Mitsunori Kozen : Je faisais de la cuisine kaiseki à l’origine et l’idée de BIWAN était au départ celle d’un izakaya haut de gamme. Mais en pratique, tenir un izakaya est vraiment difficile. Les commandes fusent de partout, il faut une équipe nombreuse… Alors nous avons décidé de commencer par proposer des repas de plusieurs services avec les ingrédients et les plats que nous avions prévus et de voir comment les choses évolueraient. Les réactions ont été très positives, alors nous n’avons finalement rien changé.

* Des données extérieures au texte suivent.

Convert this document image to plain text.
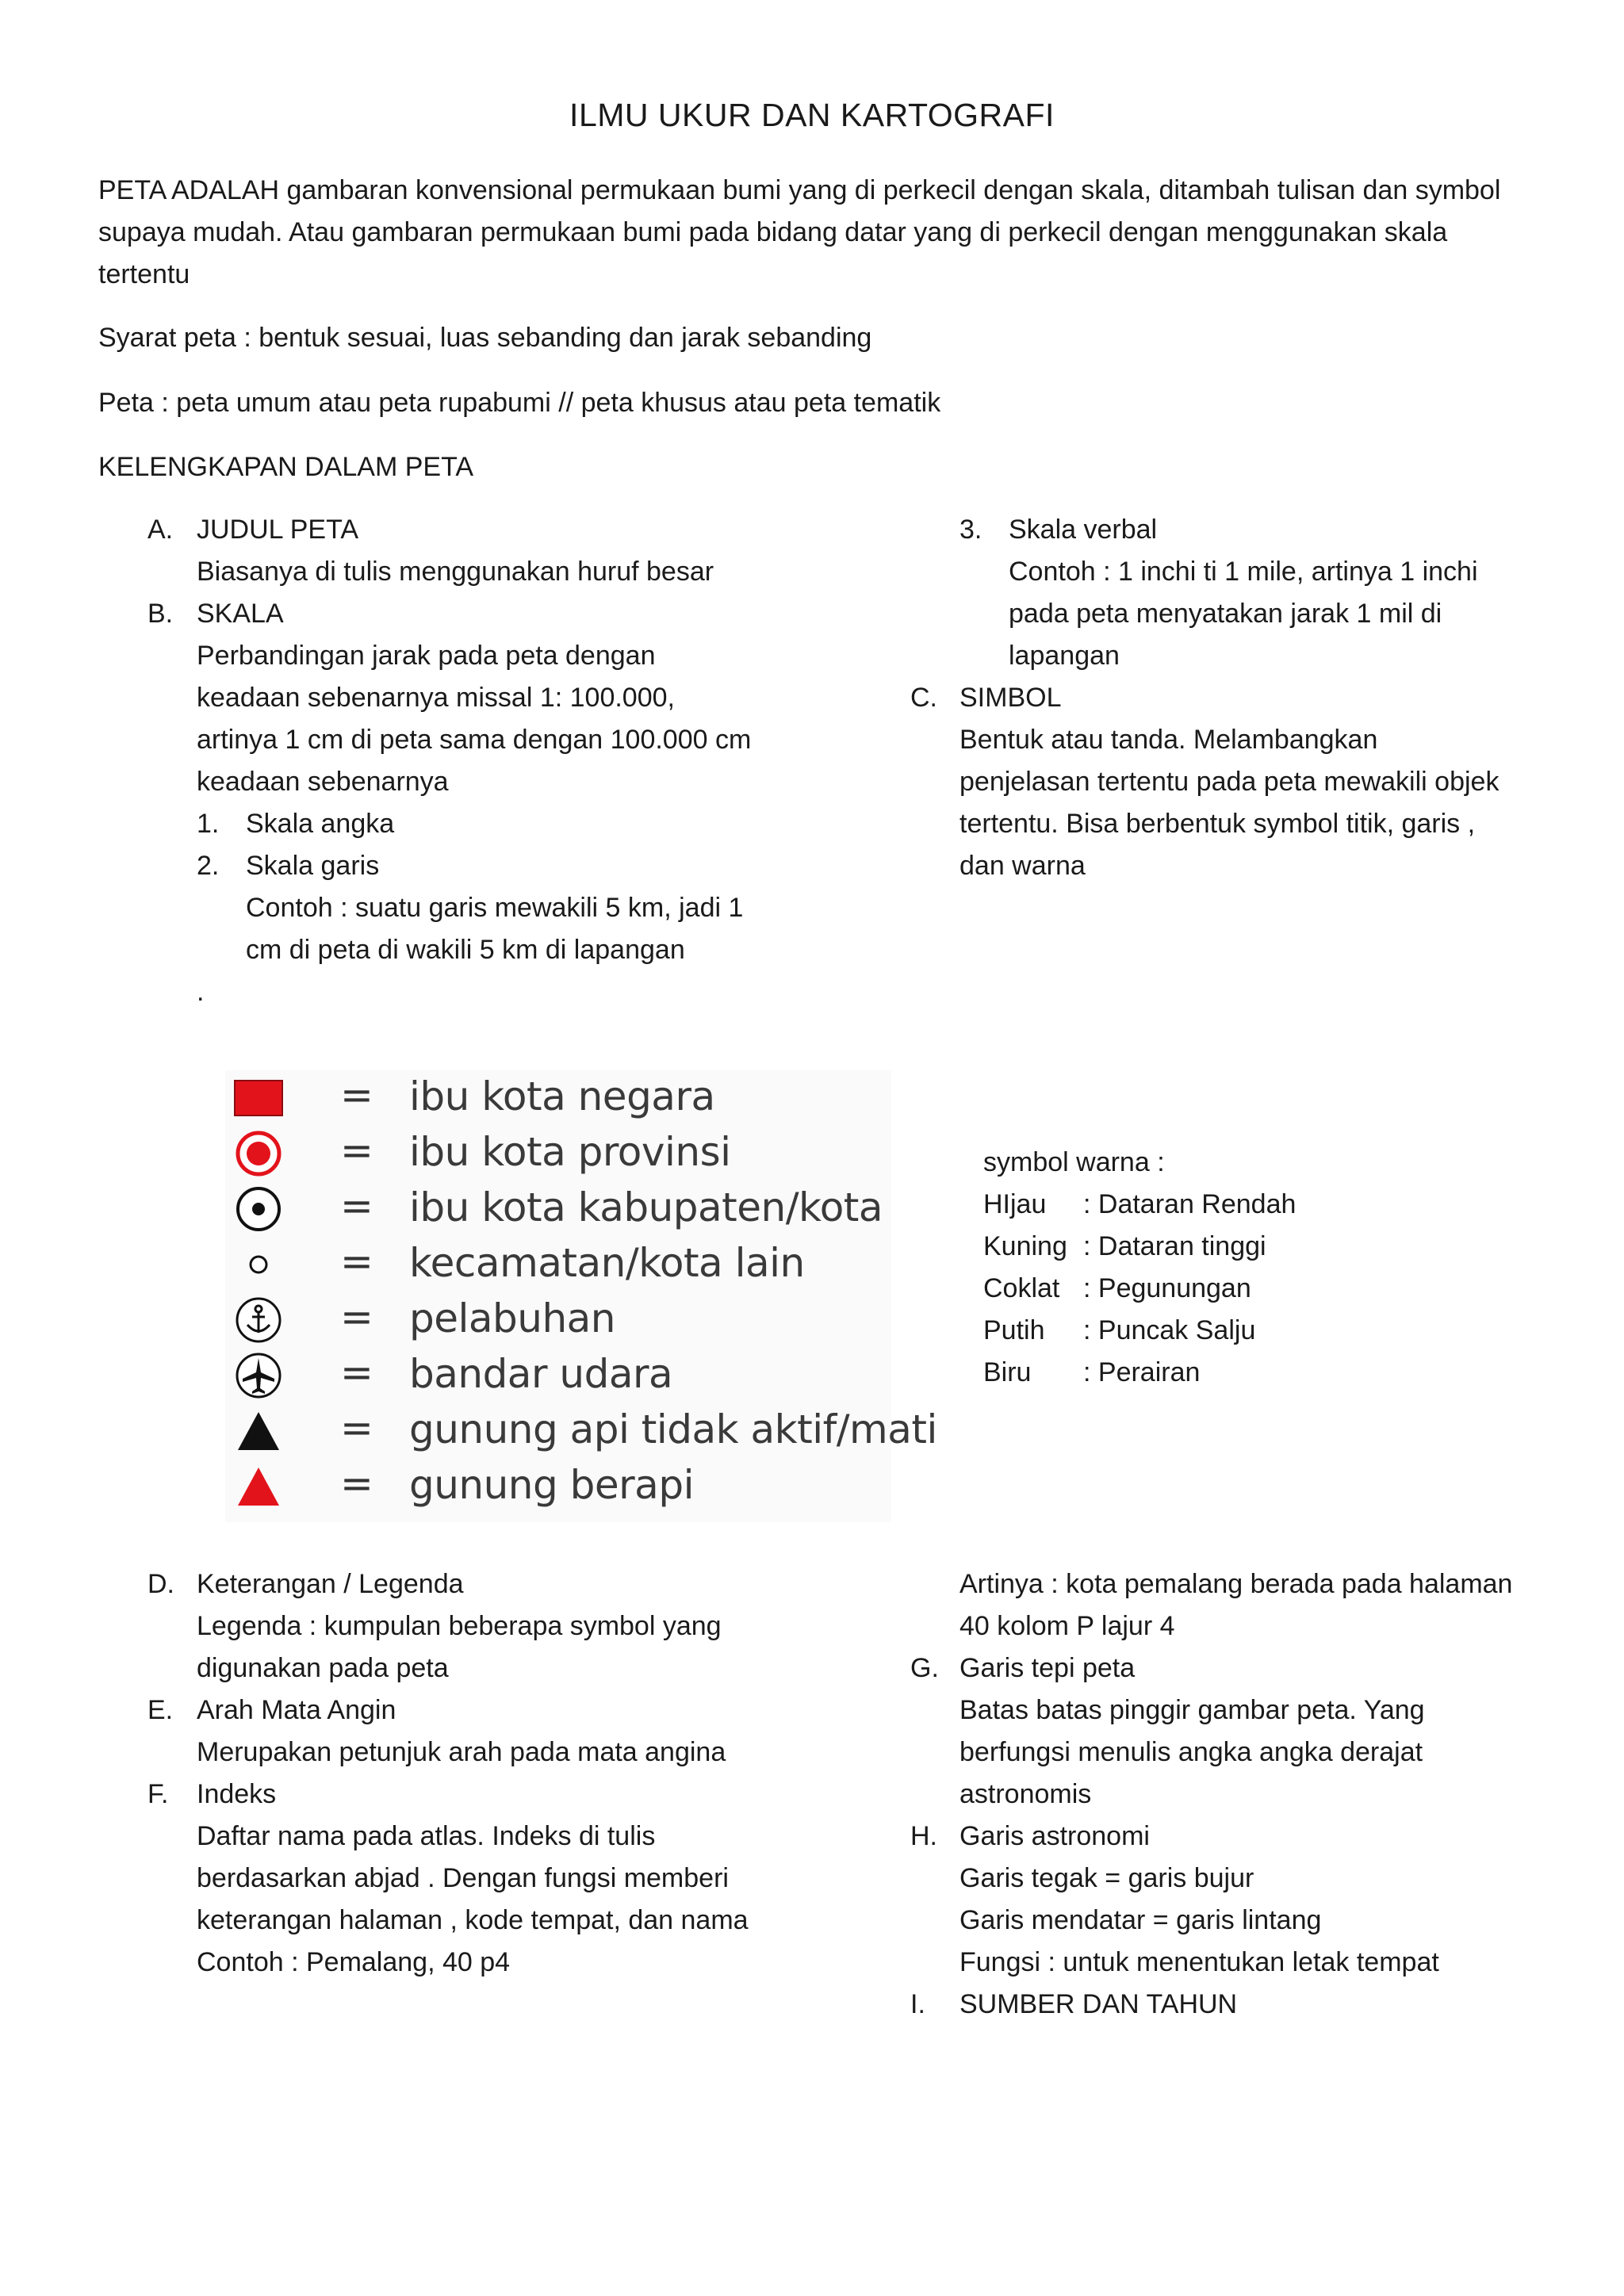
ILMU UKUR DAN KARTOGRAFI
PETA ADALAH gambaran konvensional permukaan bumi yang di perkecil dengan skala, ditambah tulisan dan symbol
supaya mudah. Atau gambaran permukaan bumi pada bidang datar yang di perkecil dengan menggunakan skala
tertentu
Syarat peta : bentuk sesuai, luas sebanding dan jarak sebanding
Peta : peta umum atau peta rupabumi // peta khusus atau peta tematik
KELENGKAPAN DALAM PETA
A. JUDUL PETA
Biasanya di tulis menggunakan huruf besar
B. SKALA
Perbandingan jarak pada peta dengan
keadaan sebenarnya missal 1: 100.000,
artinya 1 cm di peta sama dengan 100.000 cm
keadaan sebenarnya
1. Skala angka
2. Skala garis
Contoh : suatu garis mewakili 5 km, jadi 1
cm di peta di wakili 5 km di lapangan
.
3. Skala verbal
Contoh : 1 inchi ti 1 mile, artinya 1 inchi
pada peta menyatakan jarak 1 mil di
lapangan
C. SIMBOL
Bentuk atau tanda. Melambangkan
penjelasan tertentu pada peta mewakili objek
tertentu. Bisa berbentuk symbol titik, garis ,
dan warna
= ibu kota negara
= ibu kota provinsi
= ibu kota kabupaten/kota
= kecamatan/kota lain
= pelabuhan
= bandar udara
= gunung api tidak aktif/mati
= gunung berapi
symbol warna :
HIjau : Dataran Rendah
Kuning : Dataran tinggi
Coklat : Pegunungan
Putih : Puncak Salju
Biru : Perairan
D. Keterangan / Legenda
Legenda : kumpulan beberapa symbol yang
digunakan pada peta
E. Arah Mata Angin
Merupakan petunjuk arah pada mata angina
F.	Indeks
Daftar nama pada atlas. Indeks di tulis
berdasarkan abjad . Dengan fungsi memberi
keterangan halaman , kode tempat, dan nama
Contoh : Pemalang, 40 p4
Artinya : kota pemalang berada pada halaman
40 kolom P lajur 4
G. Garis tepi peta
Batas batas pinggir gambar peta. Yang
berfungsi menulis angka angka derajat
astronomis
H. Garis astronomi
Garis tegak = garis bujur
Garis mendatar = garis lintang
Fungsi : untuk menentukan letak tempat
I.	SUMBER DAN TAHUN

Comment le menu change-t-il selon les mois et les saisons ?
Mitsunori Kozen : Au sein d’une même saison, les ingrédients restent sensiblement les mêmes, alors j’utilise les mêmes que le mois précédent mais en variant la manière de les préparer, par exemple. Puis quand arrive le changement de saison, j’ajoute à mes plats les nouveaux ingrédients de façon à ce que tout se marie harmonieusement.

Utilisez-vous des produits locaux de France ou faites-vous venir le nécessaire du Japon ?
Mitsunori Kozen : On peut tout à fait importer des produits du Japon, mais je ne pense pas que ce soit absolument nécessaire pour faire de la bonne cuisine japonaise. Je tiens à me servir des ingrédients disponibles là où je suis. Je le faisais à Londres, en Suisse et je continue ici à Paris. Il est tout à fait possible d’y trouver des ingrédients similaires. La question est ensuite simplement de les travailler de manière à en tirer des plats au caractère japonais. Cette adaptabilité est un point essentiel de la cuisine japonaise que j’aimerais transmettre ici.

Est-ce difficile à réaliser, de retrouver les saveurs et autres aspects qui font toute la nature de ces plats ?
Mitsunori Kozen : On peut dire ça, mais c’est un peu plus compliqué. Prenez le daikon : selon la saison au Japon, il sera tantôt sec, tantôt dur ou encore fibreux, et c’est en hiver qu’il devient tendre et vraiment bon. Alors oui, les plats changent forcément selon la région et la saison, mais pour moi, c’est ça, la cuisine : une pratique qui n’est pas figée dans le marbre.

Diriez-vous de votre cuisine qu’elle est plutôt moderne ou plutôt traditionnelle ?
Mitsunori Kozen : Un peu entre les deux. Je vais préparer des plats typiquement japonais comme du goma-dōfu ou des tempuras et en adapter très légèrement l’expression pour m’approcher de ce qui plaît aux Européen·nes. Je dirais que j’essaie de trouver un équilibre entre cuisine innovante et traditionnelle.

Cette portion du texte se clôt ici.